Quick Reference: GDPR Compliance Checklist Summary
- Map all personal data you hold and document your processing activities
- Establish and record a lawful basis for every processing activity
- Publish a clear, plain-language privacy notice on your website
- Audit website contact forms, cookie consent, and tracking pixels
- Check email marketing lists for valid consent or legitimate interests basis
- Put Data Processing Agreements in place with all third-party processors
- Implement access controls, encryption, and software security measures
- Set up a process for handling Subject Access Requests within one month
- Train staff on data protection responsibilities and document that training
- Keep records of everything to demonstrate compliance to the ICO
For businesses working through these steps and needing support with the technical or digital marketing dimensions, ProfileTree’s team works with SMEs across Northern Ireland, Ireland, and the UK to build GDPR-compliant websites and digital strategies from the ground up. Get in touch to discuss your requirements.
Frequently Asked Questions
Does GDPR apply to sole traders?
Yes. GDPR applies to any individual or organisation that processes the personal data of UK or EU residents. Sole traders collecting customer contact details, running email lists, or using website analytics are processing personal data and must comply.

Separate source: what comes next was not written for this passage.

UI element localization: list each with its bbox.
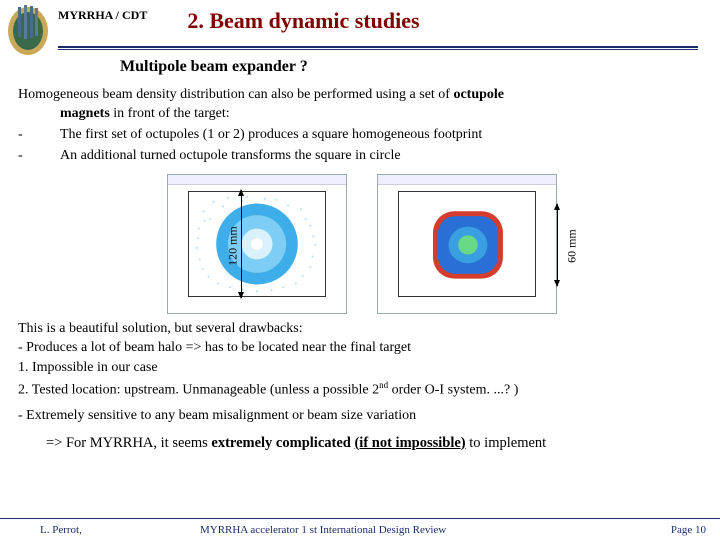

What is the difference between UK GDPR and EU GDPR?
UK GDPR is the version of the regulation retained in UK domestic law after Brexit, sitting alongside the Data Protection Act 2018. The substantive requirements are nearly identical to EU GDPR. The main practical difference is that UK businesses selling to EU customers must satisfy both regimes. The UK-EU adequacy decision currently allows free data flows between the two, but this is subject to review.
Do I need a cookie banner for Google Analytics?
Yes. Google Analytics 4 uses identifiers that constitute personal data under UK GDPR. Non-essential cookies, including analytics cookies, require informed consent before being set. A compliant cookie consent banner must allow visitors to decline before any tracking activates.
Can I cold-email other businesses under GDPR?
B2B cold email is not automatically prohibited, but it requires a legitimate interests assessment (LIA) confirming the contact is relevant to the recipient’s role and business. You must also provide an easy opt-out mechanism in every message. B2C cold email generally requires prior consent.
How long can I keep customer data?
UK GDPR sets no fixed retention periods. Data should be kept only as long as necessary for the purpose for which it was collected. Document your retention periods in your privacy notice and delete or anonymise data when the retention period expires.
What happens if I have a data breach?
If a breach is likely to risk the rights and freedoms of individuals, you must notify the ICO within 72 hours of becoming aware of it. If the breach is likely to cause high risk to individuals, you must also notify those affected directly. Not all breaches require notification; the key test is whether the breach poses a real risk of harm.